By Cynthia Charlene Greason
FROM WIKIPEDIA COMMONS
James Earl Carter Jr. (October 1, 1924 – December 29, 2024) was an American politician and humanitarian who served as the 39th president of the United States from 1977 to 1981. A member of the Democratic Party, Carter previously served in the Georgia State Senate from 1963 to 1967 and as the 76th governor of Georgia from 1971 to 1975. He was the longest-lived president in U.S. history and the first to live to 100 years.
Born and raised in Plains, Georgia, Carter graduated from the U.S. Naval Academy in 1946 and joined the U.S. Navy‘s submarine service. He returned home after his military service and revived his family’s peanut-growing business. Carter opposed racial segregation, supported the growing civil rights movement, and became an activist within the Democratic Party. Carter served in the Georgia State Senate from 1963 to 1967 and then as Governor of Georgia from 1971 to 1975. As a dark-horse candidate not well known outside Georgia, he won the Democratic nomination and narrowly defeated the incumbent president, Gerald Ford of the Republican Party, in the 1976 presidential election. Carter was the first president elected to represent a state from the Deep South since Zachary Taylor in 1848.

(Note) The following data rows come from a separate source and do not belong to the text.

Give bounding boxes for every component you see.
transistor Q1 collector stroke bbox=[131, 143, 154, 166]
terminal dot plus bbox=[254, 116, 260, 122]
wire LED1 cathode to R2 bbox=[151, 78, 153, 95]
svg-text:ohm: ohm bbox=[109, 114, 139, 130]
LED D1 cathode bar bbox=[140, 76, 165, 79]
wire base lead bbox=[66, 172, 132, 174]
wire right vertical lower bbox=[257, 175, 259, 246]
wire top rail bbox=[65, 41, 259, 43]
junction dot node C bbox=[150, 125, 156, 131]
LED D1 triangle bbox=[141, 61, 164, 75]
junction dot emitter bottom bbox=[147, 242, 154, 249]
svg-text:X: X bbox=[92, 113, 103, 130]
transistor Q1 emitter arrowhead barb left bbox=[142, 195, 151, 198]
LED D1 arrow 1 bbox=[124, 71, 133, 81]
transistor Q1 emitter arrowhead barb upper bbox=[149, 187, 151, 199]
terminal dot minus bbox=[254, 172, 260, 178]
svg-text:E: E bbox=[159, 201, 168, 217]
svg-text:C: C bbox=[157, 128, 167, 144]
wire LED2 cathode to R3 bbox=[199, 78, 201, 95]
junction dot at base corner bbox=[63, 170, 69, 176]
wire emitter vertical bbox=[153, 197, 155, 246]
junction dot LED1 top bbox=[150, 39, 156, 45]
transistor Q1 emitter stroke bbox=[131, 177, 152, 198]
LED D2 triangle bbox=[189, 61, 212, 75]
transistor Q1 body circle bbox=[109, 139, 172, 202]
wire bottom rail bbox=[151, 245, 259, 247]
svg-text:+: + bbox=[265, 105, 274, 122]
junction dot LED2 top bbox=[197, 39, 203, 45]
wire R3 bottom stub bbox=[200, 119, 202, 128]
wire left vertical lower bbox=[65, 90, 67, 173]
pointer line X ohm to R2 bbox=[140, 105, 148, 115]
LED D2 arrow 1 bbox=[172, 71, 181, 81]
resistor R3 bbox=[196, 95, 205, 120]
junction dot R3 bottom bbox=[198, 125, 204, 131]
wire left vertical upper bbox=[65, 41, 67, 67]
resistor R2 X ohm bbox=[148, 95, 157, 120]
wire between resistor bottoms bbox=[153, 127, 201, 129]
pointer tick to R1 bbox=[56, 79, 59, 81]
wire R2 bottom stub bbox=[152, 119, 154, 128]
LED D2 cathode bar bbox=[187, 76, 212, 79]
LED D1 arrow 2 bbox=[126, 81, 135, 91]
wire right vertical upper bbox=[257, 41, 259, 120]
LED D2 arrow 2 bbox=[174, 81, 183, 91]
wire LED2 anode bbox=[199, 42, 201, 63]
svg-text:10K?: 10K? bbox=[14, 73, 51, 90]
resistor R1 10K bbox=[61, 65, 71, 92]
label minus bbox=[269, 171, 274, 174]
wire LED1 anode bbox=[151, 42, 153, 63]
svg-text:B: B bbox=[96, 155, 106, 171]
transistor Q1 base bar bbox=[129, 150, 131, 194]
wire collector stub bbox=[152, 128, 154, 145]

Carter pardoned all Vietnam War draft evaders on his second day in office. He created a national energy policy that included conservation, price control, and new technology. Carter successfully pursued the Camp David Accords, the Panama Canal Treaties, and the second round of Strategic Arms Limitation Talks. He also confronted stagflation. His administration established the U.S. Department of Energy and the Department of Education. He was the only president to serve a full term without appointing a justice to the Supreme Court. The end of his presidency was marked by the Iran hostage crisis, an energy crisis, the Three Mile Island accident, the Nicaraguan Revolution, and the Soviet invasion of Afghanistan. In response to the invasion, Carter escalated the Cold War by ending détente, imposing a grain embargo against the Soviets, enunciating the Carter Doctrine, and leading the multinational boycott of the 1980 Summer Olympics in Moscow. Carter defeated challenger Ted Kennedy in the 1980 Democratic Party presidential primaries but lost the general election in a landslide to Ronald Reagan, the Republican nominee.
After leaving the presidency, Carter established the Carter Center to promote and expand human rights, and received a Nobel Peace Prize in 2002 for his work in relation to it. He traveled extensively to conduct peace negotiations, monitor elections, and further the eradication of infectious diseases. Carter was a key figure in the nonprofit housing organization Habitat for Humanity. He also wrote numerous books, ranging from political memoirs to poetry, while continuing to comment on global affairs, with two of his books being on the Israeli–Palestinian conflict. Polls of historians and political scientists generally rank Carter as a below-average president. Scholars and the public more favorably view his post-presidency, which was the longest in U.S. history.
Carter died at his home in Plains, Georgia, on December 29, 2024, at the age of 100. His son, James E. Carter III, announced his death that afternoon. This followed his February 2023 decision to enter hospice care.
Shortly after the announcement, President Joe Biden released a statement honoring Carter’s legacy, calling him a “man of principle, faith, and humility.” The Biden administration also announced plans to hold an official state funeral, and a day of mourning for him on January 9, 2025.